我有一个示例代码
import org.apache.spark.sql.Row
import scala.xml._
object reading_xml {
def main(args: Array[String]): Unit = {
//I have 42 Millions of records
val records = List(
"<root><c1>v1</c1><c2>v2</c2><c3>v3</c3><c4>v4</c4><c5>20181104</c5></root>",
"<root><c1>v1</c1><c2>v2</c2><c3>v3</c3><c4>v4</c4><c5>20181102</c5></root>",
"<root><c1>v1</c1><c2>v2</c2><c3>v3</c3><c4>v4</c4><c5>20181102</c5></root>",
"<root><c1>v1</c1><c2>v2</c2><c3>v3</c3><c4>v4</c4><c5>20181106</c5><c6>v6</c6></root>"
)
import org.apache.spark.sql.SparkSession
val spark = SparkSession.builder().master("local").getOrCreate()
import spark.implicits._
val df = records.toDF()
df.show()
val rdd = df.rdd.map(line => Row.fromSeq(
"BNK"
:: scala.xml.XML.loadString("<?xml version='1.0' encoding='utf-8'?>" + line(0)).child
.filter(elem =>
elem.label == "c1"
|| elem.label == "c2"
|| elem.label == "c3"
|| (elem.label == "c5" && elem.text =="20181106")
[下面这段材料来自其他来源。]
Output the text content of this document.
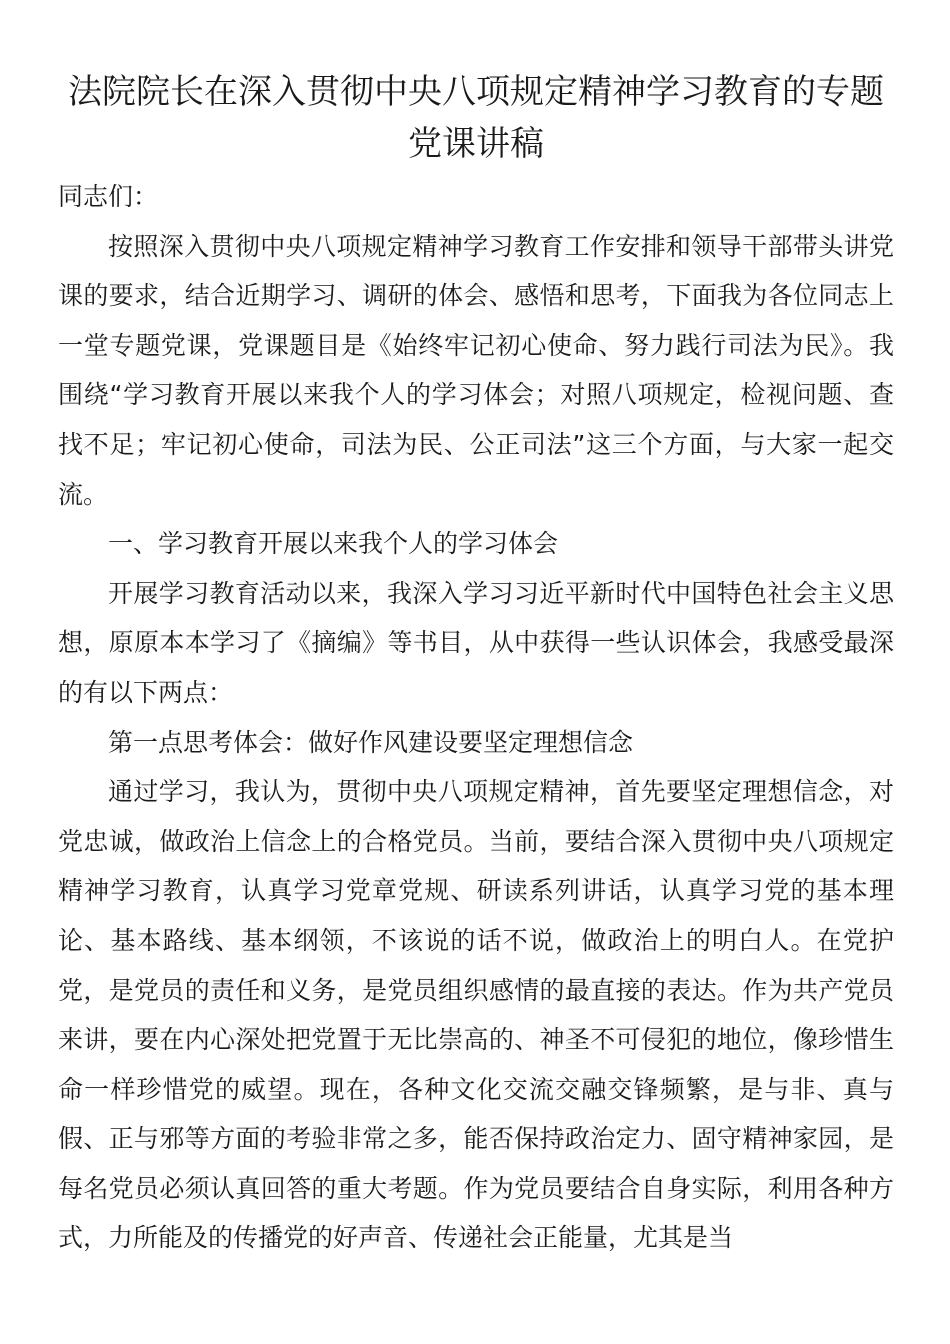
法院院长在深入贯彻中央八项规定精神学习教育的专题党课讲稿

同志们：

按照深入贯彻中央八项规定精神学习教育工作安排和领导干部带头讲党课的要求，结合近期学习、调研的体会、感悟和思考，下面我为各位同志上一堂专题党课，党课题目是《始终牢记初心使命、努力践行司法为民》。我围绕“学习教育开展以来我个人的学习体会；对照八项规定，检视问题、查找不足；牢记初心使命，司法为民、公正司法”这三个方面，与大家一起交流。

一、学习教育开展以来我个人的学习体会

开展学习教育活动以来，我深入学习习近平新时代中国特色社会主义思想，原原本本学习了《摘编》等书目，从中获得一些认识体会，我感受最深的有以下两点：

第一点思考体会：做好作风建设要坚定理想信念

通过学习，我认为，贯彻中央八项规定精神，首先要坚定理想信念，对党忠诚，做政治上信念上的合格党员。当前，要结合深入贯彻中央八项规定精神学习教育，认真学习党章党规、研读系列讲话，认真学习党的基本理论、基本路线、基本纲领，不该说的话不说，做政治上的明白人。在党护党，是党员的责任和义务，是党员组织感情的最直接的表达。作为共产党员来讲，要在内心深处把党置于无比崇高的、神圣不可侵犯的地位，像珍惜生命一样珍惜党的威望。现在，各种文化交流交融交锋频繁，是与非、真与假、正与邪等方面的考验非常之多，能否保持政治定力、固守精神家园，是每名党员必须认真回答的重大考题。作为党员要结合自身实际，利用各种方式，力所能及的传播党的好声音、传递社会正能量，尤其是当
).map(elem => elem.label+"@"+elem.text).toList)
)
rdd.take(100).foreach(println)
实际输出:
[BNK,c1@v1,c2@v2,c3@v3]
[BNK,c1@v1,c2@v2,c3@v3]
[BNK,c1@v1,c2@v2,c3@v3]
[BNK,c1@v1,c2@v2,c3@v3,c5@20181106]
我期望的是只得到一行结果。
[BNK,c1@v1,c2@v2,c3@v3,c5@20181106]
我的情况有什么问题,或者我错过了关于 scala_xml 的任何理解,以及如何获得预期的结果?